Des­pite the size of my rear, I’m thri­lled with my new find and my lack of lines.

And there you have it folks… my first post in months, about my booty.  Gotta love that!

10 Comments »

  1. Nicole Pelton said,

    April 18, 2009 @ 6:56 pm

    Love that this was the topic of your first post in a while. My kids all like to com­pare tum­mies, big­ger is bet­ter so I win, ugh!

    Nicole Pelton’s last blog post..The Loss of Maddie

  2. Michelle Etter said,

    April 18, 2009 @ 7:38 pm

    LOL… glad your back. I guess I had bet­ter get my ‘booty’ on line too!

  3. Peris said,

    April 20, 2009 @ 3:42 pm

    So the key is one size bigger.…maybe that is my problem…So you went to kohls and the brand is barely there.…????Just making sure before I go out and buy a pair.…thanks.
    So glad you are back.

    Peris’s last blog post..Beau­ti­ful Beach weather

  4. bananas said,

    April 22, 2009 @ 6:26 pm

    All I can say is that i LOVE the title of this post.

    bananas’s last blog post..He’s a Seattleite

  5. moodswingingmommy said,

    April 23, 2009 @ 7:00 pm

    So funny! I just ven­tu­red back into the world of thongs myself. Yoga attire and VPL don’t mix very well. I bought myself a 3-pack for $ 9.99 at Tar­get, and yes, I sized up. I am one happy panty-line free girl!

  6. alison said,

    April 24, 2009 @ 8:56 pm

    Glad to see you back in the Blog world!

  7. Schmeltzer said,

    April 25, 2009 @ 8:57 pm

    My first visit to your web­site and what a great topic. If you really want the truth, you should ask ME because my inner gay comes out.

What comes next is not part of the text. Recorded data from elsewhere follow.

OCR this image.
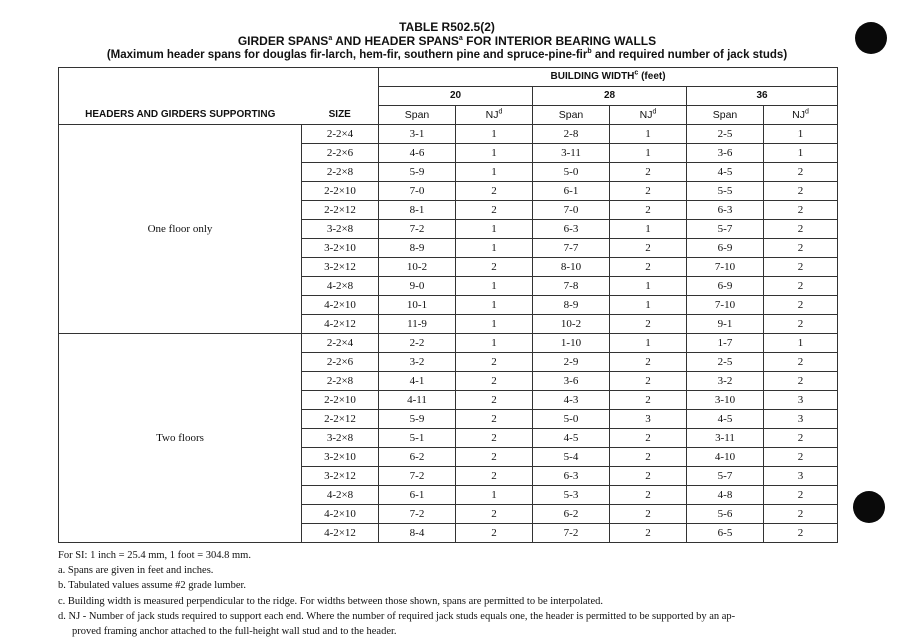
TABLE R502.5(2)
GIRDER SPANS$^a$ AND HEADER SPANS$^a$ FOR INTERIOR BEARING WALLS
(Maximum header spans for douglas fir-larch, hem-fir, southern pine and spruce-pine-fir$^b$ and required number of jack studs)
		BUILDING WIDTH$^c$ (feet)					
		20		28		36	
HEADERS AND GIRDERS SUPPORTING	SIZE	Span	$NJ^d$	Span	$NJ^d$	Span	$NJ^d$
One floor only	2-2×4	3-1	1	2-8	1	2-5	1
	2-2×6	4-6	1	3-11	1	3-6	1
	2-2×8	5-9	1	5-0	2	4-5	2
	2-2×10	7-0	2	6-1	2	5-5	2
	2-2×12	8-1	2	7-0	2	6-3	2
	3-2×8	7-2	1	6-3	1	5-7	2
	3-2×10	8-9	1	7-7	2	6-9	2
	3-2×12	10-2	2	8-10	2	7-10	2
	4-2×8	9-0	1	7-8	1	6-9	2
	4-2×10	10-1	1	8-9	1	7-10	2
	4-2×12	11-9	1	10-2	2	9-1	2
Two floors	2-2×4	2-2	1	1-10	1	1-7	1
	2-2×6	3-2	2	2-9	2	2-5	2
	2-2×8	4-1	2	3-6	2	3-2	2
	2-2×10	4-11	2	4-3	2	3-10	3
	2-2×12	5-9	2	5-0	3	4-5	3
	3-2×8	5-1	2	4-5	2	3-11	2
	3-2×10	6-2	2	5-4	2	4-10	2
	3-2×12	7-2	2	6-3	2	5-7	3
	4-2×8	6-1	1	5-3	2	4-8	2
	4-2×10	7-2	2	6-2	2	5-6	2
	4-2×12	8-4	2	7-2	2	6-5	2
For SI: 1 inch = 25.4 mm, 1 foot = 304.8 mm.
a. Spans are given in feet and inches.
b. Tabulated values assume #2 grade lumber.
c. Building width is measured perpendicular to the ridge. For widths between those shown, spans are permitted to be interpolated.
d. NJ - Number of jack studs required to support each end. Where the number of required jack studs equals one, the header is permitted to be supported by an ap-
proved framing anchor attached to the full-height wall stud and to the header.
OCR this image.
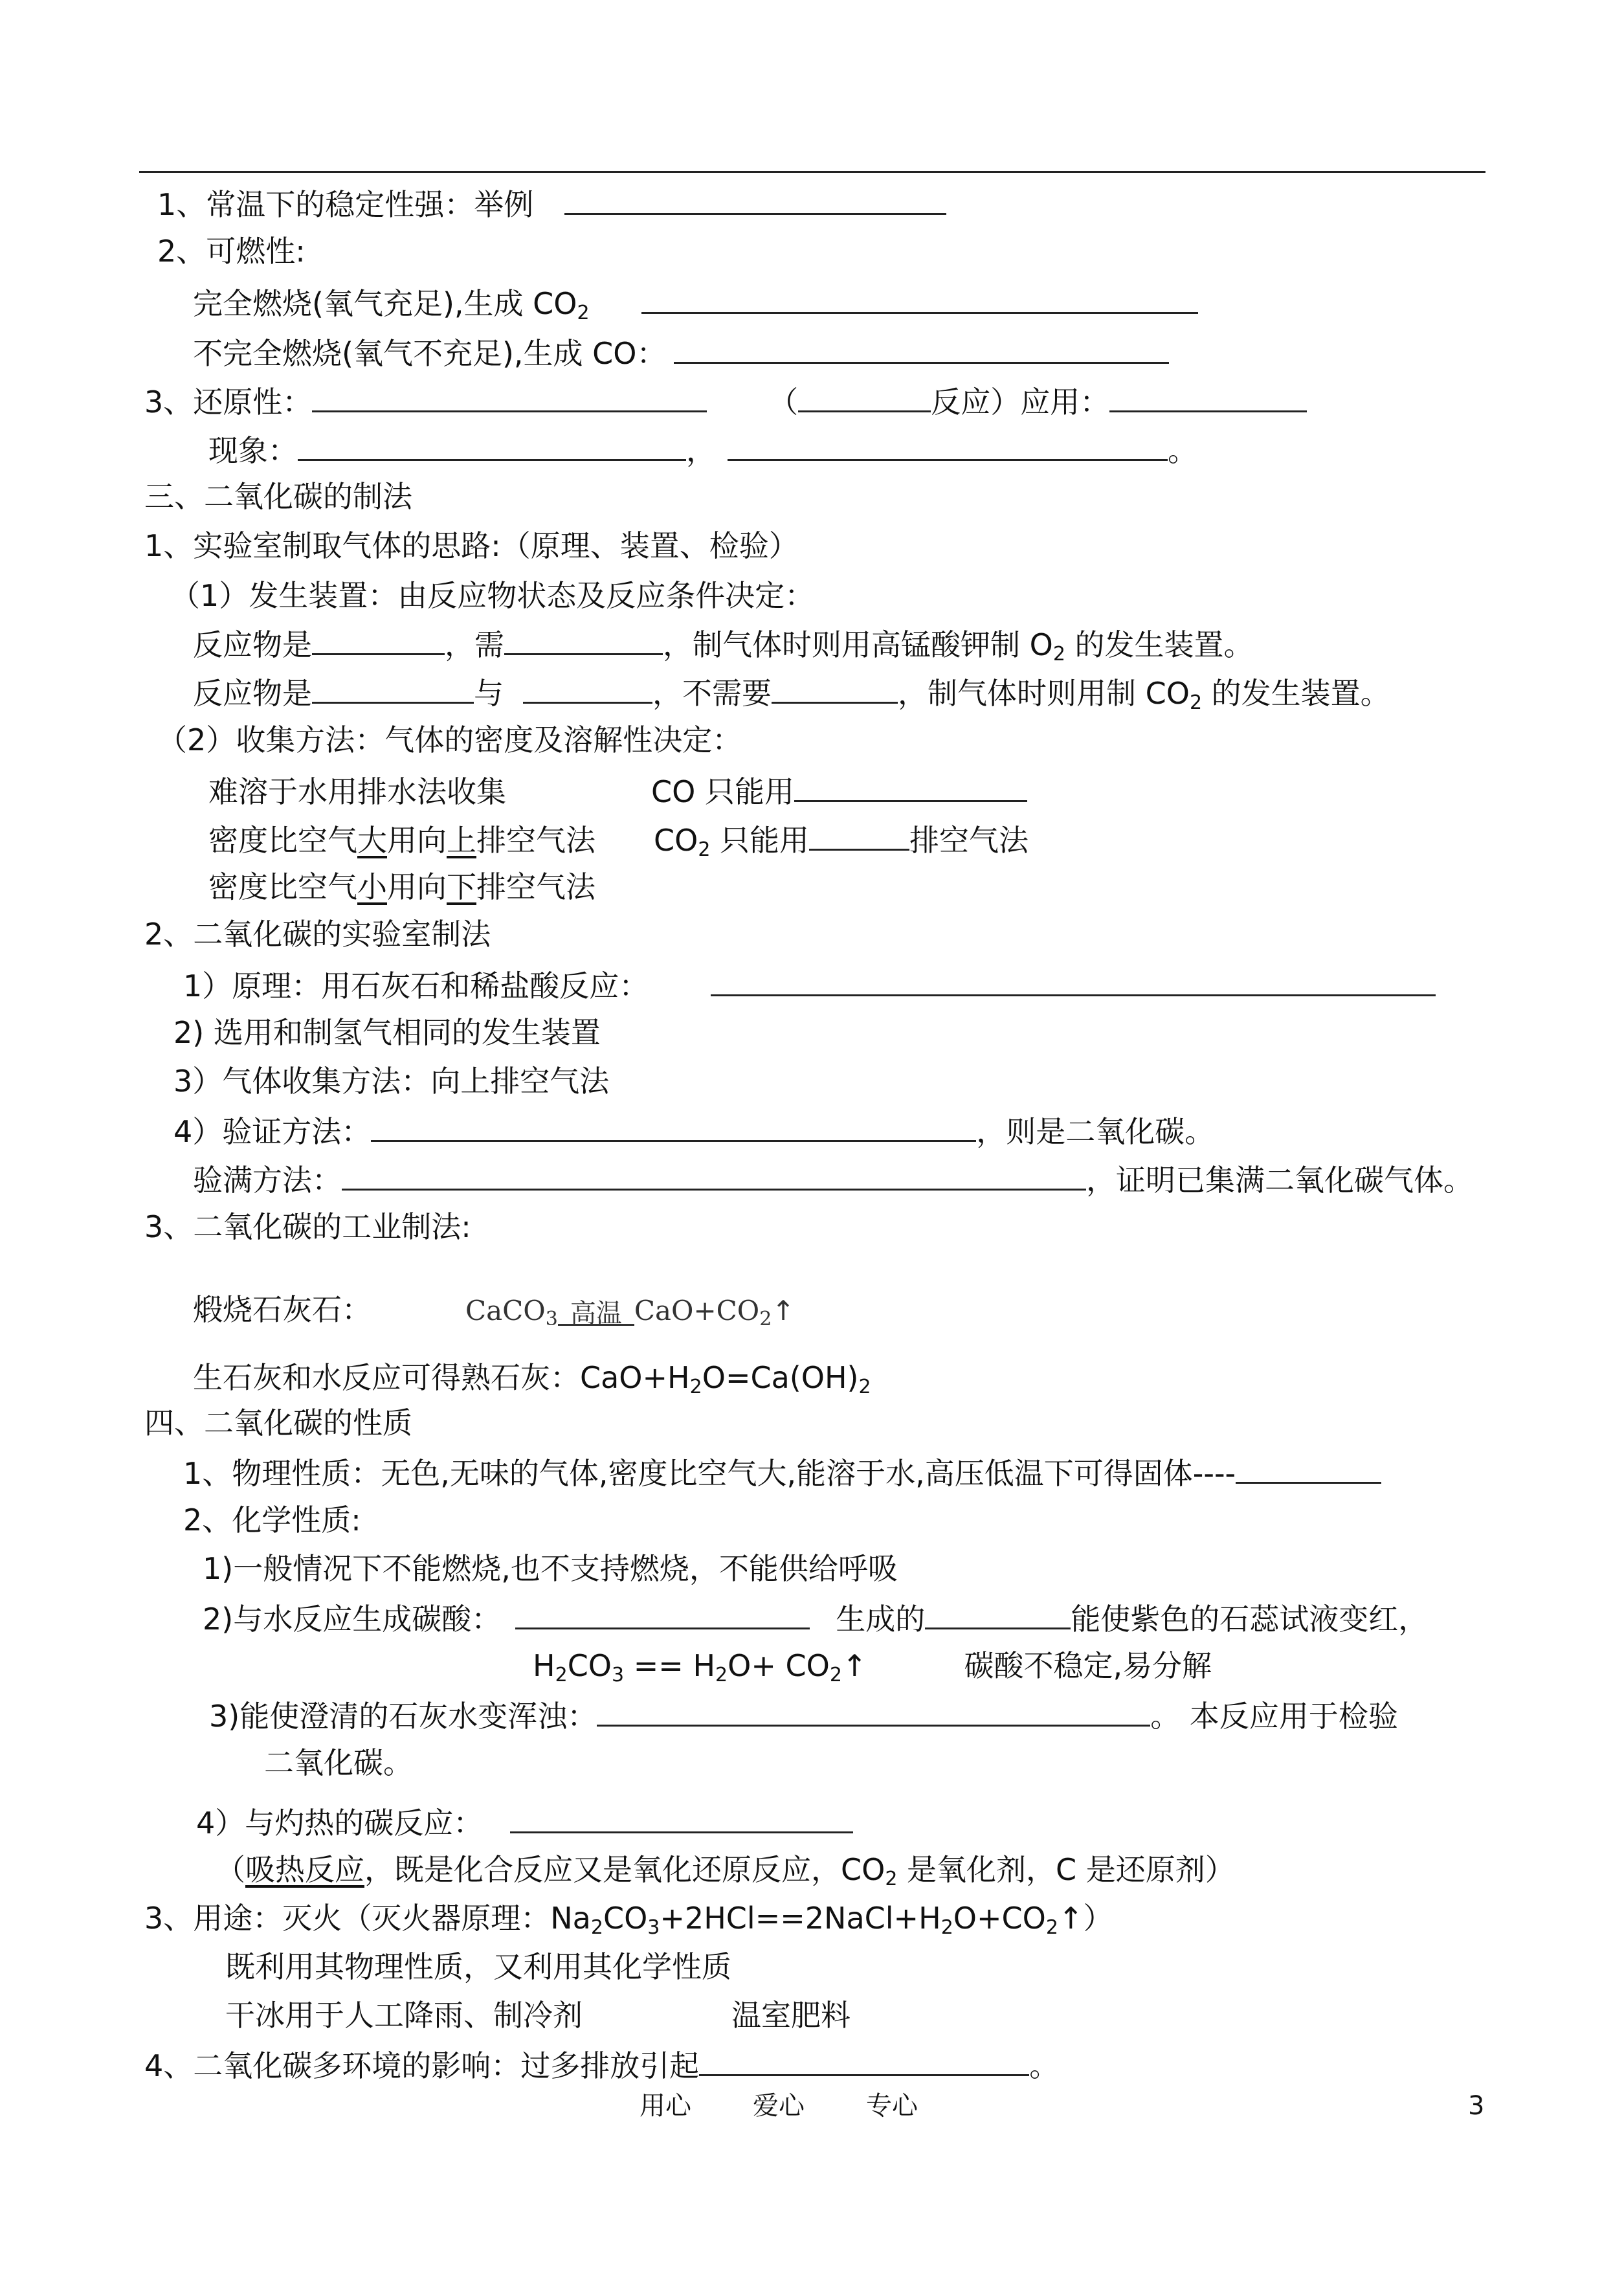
1、常温下的稳定性强：举例
2、可燃性:
完全燃烧(氧气充足),生成 $CO_2$
不完全燃烧(氧气不充足),生成 CO：
3、还原性：	（	反应）应用：
现象：	，	。
三、二氧化碳的制法
1、实验室制取气体的思路:（原理、装置、检验）
（1）发生装置：由反应物状态及反应条件决定：
反应物是	，需	，制气体时则用高锰酸钾制 $O_2$ 的发生装置。
反应物是	与	，不需要	，制气体时则用制 $CO_2$ 的发生装置。
（2）收集方法：气体的密度及溶解性决定：
难溶于水用排水法收集	CO 只能用
密度比空气大用向上排空气法 $CO_2$ 只能用	排空气法
密度比空气小用向下排空气法
2、二氧化碳的实验室制法
1）原理：用石灰石和稀盐酸反应：
2) 选用和制氢气相同的发生装置
3）气体收集方法：向上排空气法
4）验证方法：	，则是二氧化碳。
验满方法：	，证明已集满二氧化碳气体。
3、二氧化碳的工业制法:
煅烧石灰石：	CaCO$_3$ 高温 $CaO+CO_2↑$
生石灰和水反应可得熟石灰：$CaO+H_2O=Ca(OH)_2$
四、二氧化碳的性质
1、物理性质：无色,无味的气体,密度比空气大,能溶于水,高压低温下可得固体----
2、化学性质:
1)一般情况下不能燃烧,也不支持燃烧，不能供给呼吸
2)与水反应生成碳酸：	生成的	能使紫色的石蕊试液变红，
$H_2CO_3 == H_2O+$ $CO_2↑$	碳酸不稳定,易分解
3)能使澄清的石灰水变浑浊：	。 本反应用于检验
二氧化碳。
4）与灼热的碳反应：
（吸热反应，既是化合反应又是氧化还原反应，$CO_2$ 是氧化剂，C 是还原剂）
3、用途：灭火（灭火器原理：$Na_2CO_3+2HCl==2NaCl+H_2O+CO_2↑$）
既利用其物理性质，又利用其化学性质
干冰用于人工降雨、制冷剂	温室肥料
4、二氧化碳多环境的影响：过多排放引起	。
用心 爱心 专心	3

    Thong is best, but a sur­pri­sing second best is boy shorts. Yes, they will also show panty lines, but anyone chec­king out your panty lines will think “Oh Look! Boy shorts! That’s so hot!”

    Pro­blem solved!

  8. Robyn - Who's the Boss? said,

    April 30, 2009 @ 9:25 am

    Yay, your back. Lite­rally. (cough cough)

    I used to live in thongs before the kid, but now (sorry, I couldn’t resist the pun) it just isn’t comfy. Another option is to go panty­less, although that may be an edu­ca­tio­nal les­son you don’t want to have to teach to your stu­dents in the case of a war­drobe malfunction.

    Robyn — Who’s the Boss?‘s last blog post..toxic

  9. Jessica (@It's my life...) said,

    May 29, 2009 @ 11:05 pm

    It’s just that he could, ah, see more of you… Ha!
    I’m not there yet. I’m not sure I’ll ever be there. In fact, just the thought it making me squirm! LOL

    Jes­sica (@It’s my life…)‘s last blog post..Fri­day Flash­back — Roots all over the world

  10. Amber said,

    June 14, 2009 @ 8:19 pm

    HA! I didn’t know you were blog­ging again and I chec­ked tonight on a whim. Super funny! I have a few pair in the back of my dra­wer. I pick them up and look at them now and then, but usually toss them back to the back and grab for my gran­nies! Lucky for me, I don’t have to look pro­fes­sio­nal at work!